Alex ve su agenda sobre la mesilla de noche. Recuerda lo que ha escrito en ella, las palabras y las tontas e inútiles pruebas que ha hecho en su despacho. Y luego esa frase: «En la vida hay un instante en que se sabe perfectamente que ha llegado el momento de saltar. Ahora o nunca. Ahora, o nada será como antes. Y el momento es éste.» Saltar. Saltar. De improviso, su voz. De nuevo ahora, esa noche.

– Alex…

Se vuelve hacia ella.

– ¿Eh? Sí, cariño, dime…

Niki tiene los ojos ligeramente entornados.

– ¿Qué hora es? ¿Por qué no duermes?

– Estoy pensando…

– De vez en cuando, deberías dejar de trabajar, amor mío… Eres incorregible…

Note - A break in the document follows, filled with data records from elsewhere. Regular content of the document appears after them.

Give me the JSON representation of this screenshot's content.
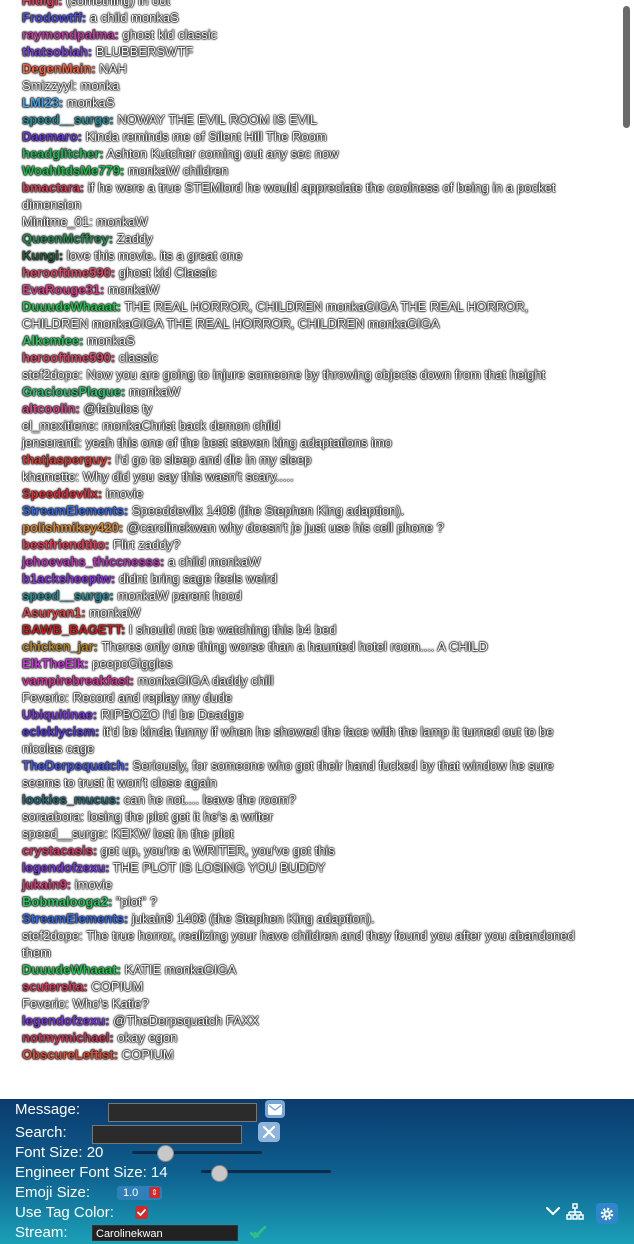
{
  "messages": [
    {
      "user": "Hidigi",
      "color": "#e0425d",
      "text": "(something) in out"
    },
    {
      "user": "Frodowtff",
      "color": "#4f4fd8",
      "text": "a child monkaS"
    },
    {
      "user": "raymondpalma",
      "color": "#c23ea4",
      "text": "ghost kid classic"
    },
    {
      "user": "thatsobiah",
      "color": "#7c45d8",
      "text": "BLUBBERSWTF"
    },
    {
      "user": "DegenMain",
      "color": "#f06545",
      "text": "NAH"
    },
    {
      "user": "",
      "color": "",
      "text": "Smizzyyl: monka"
    },
    {
      "user": "LMI23",
      "color": "#3fa4e8",
      "text": "monkaS"
    },
    {
      "user": "speed__surge",
      "color": "#2a8f9a",
      "text": "NOWAY THE EVIL ROOM IS EVIL"
    },
    {
      "user": "Daemaro",
      "color": "#6a3bd8",
      "text": "Kinda reminds me of Silent Hill The Room"
    },
    {
      "user": "headglitcher",
      "color": "#28b85c",
      "text": "Ashton Kutcher coming out any sec now"
    },
    {
      "user": "WoahItdsMe779",
      "color": "#1ebe4c",
      "text": "monkaW children"
    },
    {
      "user": "bmactara",
      "color": "#d8405a",
      "text": "if he were a true STEMlord he would appreciate the coolness of being in a pocket dimension"
    },
    {
      "user": "",
      "color": "",
      "text": "Minitme_01: monkaW"
    },
    {
      "user": "QueenMcffrey",
      "color": "#2e8b57",
      "text": "Zaddy"
    },
    {
      "user": "Kungi",
      "color": "#2a5a3a",
      "text": "love this movie. its a great one"
    },
    {
      "user": "herooftime590",
      "color": "#d84a6a",
      "text": "ghost kid Classic"
    },
    {
      "user": "EvaRouge31",
      "color": "#d8408a",
      "text": "monkaW"
    },
    {
      "user": "DuuudeWhaaat",
      "color": "#24c450",
      "text": "THE REAL HORROR, CHILDREN monkaGIGA THE REAL HORROR, CHILDREN monkaGIGA THE REAL HORROR, CHILDREN monkaGIGA"
    },
    {
      "user": "Alkemiee",
      "color": "#28c860",
      "text": "monkaS"
    },
    {
      "user": "herooftime590",
      "color": "#d84a6a",
      "text": "classic"
    },
    {
      "user": "",
      "color": "",
      "text": "stef2dope: Now you are going to injure someone by throwing objects down from that height"
    },
    {
      "user": "GraciousPlague",
      "color": "#2ec070",
      "text": "monkaW"
    },
    {
      "user": "altcoolin",
      "color": "#d84a8a",
      "text": "@fabulos ty"
    },
    {
      "user": "",
      "color": "",
      "text": "el_mexitiene: monkaChrist back demon child"
    },
    {
      "user": "",
      "color": "",
      "text": "jenseranti: yeah this one of the best steven king adaptations imo"
    },
    {
      "user": "thatjasperguy",
      "color": "#d8403a",
      "text": "I'd go to sleep and die in my sleep"
    },
    {
      "user": "",
      "color": "",
      "text": "khamette: Why did you say this wasn't scary....."
    },
    {
      "user": "Speeddevilx",
      "color": "#e0303a",
      "text": "imovie"
    },
    {
      "user": "StreamElements",
      "color": "#3a6ae0",
      "text": "Speeddevilx 1408 (the Stephen King adaption)."
    },
    {
      "user": "polishmikey420",
      "color": "#d88a3a",
      "text": "@carolinekwan why doesn't je just use his cell phone ?"
    },
    {
      "user": "bestfriendtito",
      "color": "#e0405a",
      "text": "Flirt zaddy?"
    },
    {
      "user": "jehoevahs_thiccnesss",
      "color": "#b83ab8",
      "text": "a child monkaW"
    },
    {
      "user": "b1acksheeptw",
      "color": "#8a3ad8",
      "text": "didnt bring sage feels weird"
    },
    {
      "user": "speed__surge",
      "color": "#2a8f9a",
      "text": "monkaW parent hood"
    },
    {
      "user": "Asuryan1",
      "color": "#e04a4a",
      "text": "monkaW"
    },
    {
      "user": "BAWB_BAGETT",
      "color": "#c82020",
      "text": "I should not be watching this b4 bed"
    },
    {
      "user": "chicken_jar",
      "color": "#b8862a",
      "text": "Theres only one thing worse than a haunted hotel room.... A CHILD"
    },
    {
      "user": "ElkTheElk",
      "color": "#c83ad8",
      "text": "peepoGiggles"
    },
    {
      "user": "vampirebreakfast",
      "color": "#d83a9a",
      "text": "monkaGIGA daddy chill"
    },
    {
      "user": "",
      "color": "",
      "text": "Feverio: Record and replay my dude"
    },
    {
      "user": "Ubiquitinae",
      "color": "#7a3ad8",
      "text": "RIPBOZO I'd be Deadge"
    },
    {
      "user": "ecleklycism",
      "color": "#5a3ad8",
      "text": "it'd be kinda funny if when he showed the face with the lamp it turned out to be nicolas cage"
    },
    {
      "user": "TheDerpsquatch",
      "color": "#4a5ae0",
      "text": "Seriously, for someone who got their hand fucked by that window he sure seems to trust it won't close again"
    },
    {
      "user": "lookies_mucus",
      "color": "#2a6a7a",
      "text": "can he not.... leave the room?"
    },
    {
      "user": "",
      "color": "",
      "text": "soraabora: losing the plot get it he's a writer"
    },
    {
      "user": "",
      "color": "",
      "text": "speed__surge: KEKW lost in the plot"
    },
    {
      "user": "crystacasis",
      "color": "#d83a6a",
      "text": "get up, you're a WRITER, you've got this"
    },
    {
      "user": "legendofzexu",
      "color": "#7a3ad8",
      "text": "THE PLOT IS LOSING YOU BUDDY"
    },
    {
      "user": "jukain9",
      "color": "#d83a7a",
      "text": "imovie"
    },
    {
      "user": "Bobmalooga2",
      "color": "#28c860",
      "text": "\"plot\" ?"
    },
    {
      "user": "StreamElements",
      "color": "#3a6ae0",
      "text": "jukain9 1408 (the Stephen King adaption)."
    },
    {
      "user": "",
      "color": "",
      "text": "stef2dope: The true horror, realizing your have children and they found you after you abandoned them"
    },
    {
      "user": "DuuudeWhaaat",
      "color": "#24c450",
      "text": "KATIE monkaGIGA"
    },
    {
      "user": "scutersita",
      "color": "#d83a5a",
      "text": "COPIUM"
    },
    {
      "user": "",
      "color": "",
      "text": "Feverio: Who's Katie?"
    },
    {
      "user": "legendofzexu",
      "color": "#7a3ad8",
      "text": "@TheDerpsquatch FAXX"
    },
    {
      "user": "notmymichael",
      "color": "#c83a5a",
      "text": "okay egon"
    },
    {
      "user": "ObscureLeftist",
      "color": "#e0503a",
      "text": "COPIUM"
    }
  ],
  "panel": {
    "message_label": "Message:",
    "message_value": "",
    "message_icon": "envelope-icon",
    "search_label": "Search:",
    "search_value": "",
    "search_icon": "close-icon",
    "font_size_label": "Font Size: 20",
    "font_size_value": 20,
    "engineer_font_size_label": "Engineer Font Size: 14",
    "engineer_font_size_value": 14,
    "emoji_size_label": "Emoji Size:",
    "emoji_size_value": "1.0",
    "use_tag_color_label": "Use Tag Color:",
    "use_tag_color_checked": true,
    "stream_label": "Stream:",
    "stream_value": "Carolinekwan",
    "stream_status_icon": "check-verified-icon",
    "collapse_icon": "chevron-down-icon",
    "network_icon": "network-icon",
    "settings_icon": "gear-icon"
  },
  "colors": {
    "panel_top": "#0b3a6e",
    "panel_bottom": "#1ba0b8",
    "checkbox_red": "#d42a2a",
    "verified_green": "#2ec08a"
  }
}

Niki se vuelve poco a poco hacia el otro lado, mostrando parcialmente sus piernas y encendiendo en un instante su deseo. Alex esboza una sonrisa. No. La dejaré descansar.

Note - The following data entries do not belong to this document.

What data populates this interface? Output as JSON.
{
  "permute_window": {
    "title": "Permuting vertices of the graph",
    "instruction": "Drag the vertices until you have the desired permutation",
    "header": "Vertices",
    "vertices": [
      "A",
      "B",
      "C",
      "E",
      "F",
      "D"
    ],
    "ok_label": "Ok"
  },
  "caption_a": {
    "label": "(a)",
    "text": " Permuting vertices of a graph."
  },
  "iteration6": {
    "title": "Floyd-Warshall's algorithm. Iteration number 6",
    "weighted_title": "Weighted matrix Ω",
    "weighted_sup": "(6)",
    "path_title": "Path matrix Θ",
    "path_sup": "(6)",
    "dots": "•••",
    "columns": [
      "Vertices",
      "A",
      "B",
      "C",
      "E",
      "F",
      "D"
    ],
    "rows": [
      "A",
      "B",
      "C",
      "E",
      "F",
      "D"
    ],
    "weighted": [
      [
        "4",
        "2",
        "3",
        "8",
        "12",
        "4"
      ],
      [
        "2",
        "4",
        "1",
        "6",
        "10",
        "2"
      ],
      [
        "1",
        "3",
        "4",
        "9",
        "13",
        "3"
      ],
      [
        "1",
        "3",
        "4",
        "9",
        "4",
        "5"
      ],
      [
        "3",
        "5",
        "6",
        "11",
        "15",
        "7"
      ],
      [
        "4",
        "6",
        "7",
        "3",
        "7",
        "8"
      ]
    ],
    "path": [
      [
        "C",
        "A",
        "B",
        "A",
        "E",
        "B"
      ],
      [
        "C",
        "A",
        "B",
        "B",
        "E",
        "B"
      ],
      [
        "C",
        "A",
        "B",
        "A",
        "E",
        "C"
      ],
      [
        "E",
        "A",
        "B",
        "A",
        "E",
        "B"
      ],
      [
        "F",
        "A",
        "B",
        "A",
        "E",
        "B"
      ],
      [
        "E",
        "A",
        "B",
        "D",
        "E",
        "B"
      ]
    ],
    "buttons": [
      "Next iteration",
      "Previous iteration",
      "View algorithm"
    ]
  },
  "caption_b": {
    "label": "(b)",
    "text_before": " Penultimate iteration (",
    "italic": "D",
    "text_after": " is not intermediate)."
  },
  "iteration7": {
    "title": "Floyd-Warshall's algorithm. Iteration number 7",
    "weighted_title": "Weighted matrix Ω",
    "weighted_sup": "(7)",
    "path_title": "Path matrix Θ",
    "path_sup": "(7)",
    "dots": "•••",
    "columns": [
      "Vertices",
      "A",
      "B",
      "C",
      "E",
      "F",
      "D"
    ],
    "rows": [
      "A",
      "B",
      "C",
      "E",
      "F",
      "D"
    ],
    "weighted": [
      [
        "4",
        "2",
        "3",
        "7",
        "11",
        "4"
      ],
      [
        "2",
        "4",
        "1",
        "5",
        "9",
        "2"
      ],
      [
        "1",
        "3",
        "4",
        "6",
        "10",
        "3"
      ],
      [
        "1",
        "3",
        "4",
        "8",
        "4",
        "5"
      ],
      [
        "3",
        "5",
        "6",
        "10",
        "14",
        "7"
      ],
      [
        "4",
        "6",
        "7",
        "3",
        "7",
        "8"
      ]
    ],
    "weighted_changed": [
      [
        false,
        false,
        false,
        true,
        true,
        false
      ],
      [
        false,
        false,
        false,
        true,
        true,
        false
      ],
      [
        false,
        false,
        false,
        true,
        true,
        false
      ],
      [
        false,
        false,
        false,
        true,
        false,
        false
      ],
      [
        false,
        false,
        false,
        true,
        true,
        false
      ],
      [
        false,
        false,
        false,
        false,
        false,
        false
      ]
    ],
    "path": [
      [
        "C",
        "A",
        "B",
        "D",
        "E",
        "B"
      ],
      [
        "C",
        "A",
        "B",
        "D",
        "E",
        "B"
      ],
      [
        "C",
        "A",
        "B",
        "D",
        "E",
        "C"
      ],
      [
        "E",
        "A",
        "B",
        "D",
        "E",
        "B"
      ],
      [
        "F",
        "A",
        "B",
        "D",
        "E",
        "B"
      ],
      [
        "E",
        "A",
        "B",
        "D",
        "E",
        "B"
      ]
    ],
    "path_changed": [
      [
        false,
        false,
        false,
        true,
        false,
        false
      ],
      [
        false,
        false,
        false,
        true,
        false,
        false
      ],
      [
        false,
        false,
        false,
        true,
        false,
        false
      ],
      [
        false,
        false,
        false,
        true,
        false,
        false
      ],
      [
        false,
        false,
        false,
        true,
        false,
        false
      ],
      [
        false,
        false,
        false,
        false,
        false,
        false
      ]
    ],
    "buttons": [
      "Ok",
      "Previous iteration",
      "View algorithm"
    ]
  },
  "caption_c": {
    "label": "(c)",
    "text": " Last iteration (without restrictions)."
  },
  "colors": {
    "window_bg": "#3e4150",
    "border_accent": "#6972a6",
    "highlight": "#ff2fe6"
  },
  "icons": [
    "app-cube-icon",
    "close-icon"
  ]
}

– Duerme, tesoro. Te quiero…

– Mmm… Yo también.

Una última mirada a la agenda. Ahora o nunca. Y Alex se desliza bajo las sábanas con una sonrisa en los labios, como si todo hubiese ocurrido ya. Y la abraza por detrás. Niki también sonríe. Y él estrecha el abrazo. Sí. Es lo correcto.

Dos

– Amor, tengo que marcharme… Ven, vamos, el desayuno está listo.

Niki vierte un poco de café de la cafetera humeante en las dos tazas grandes e idénticas. Llega Alex. Se sienta todavía medio dormido delante de ella. Niki le sonríe.

– Buenos días, ¿eh?… ¿Has dormido bien?

– Más o menos…

– No sé por qué, pero creo que volverás a meterte en la cama…

– De eso nada, yo también tengo que salir.

Niki acaba de servir el café y vuelve a sentarse.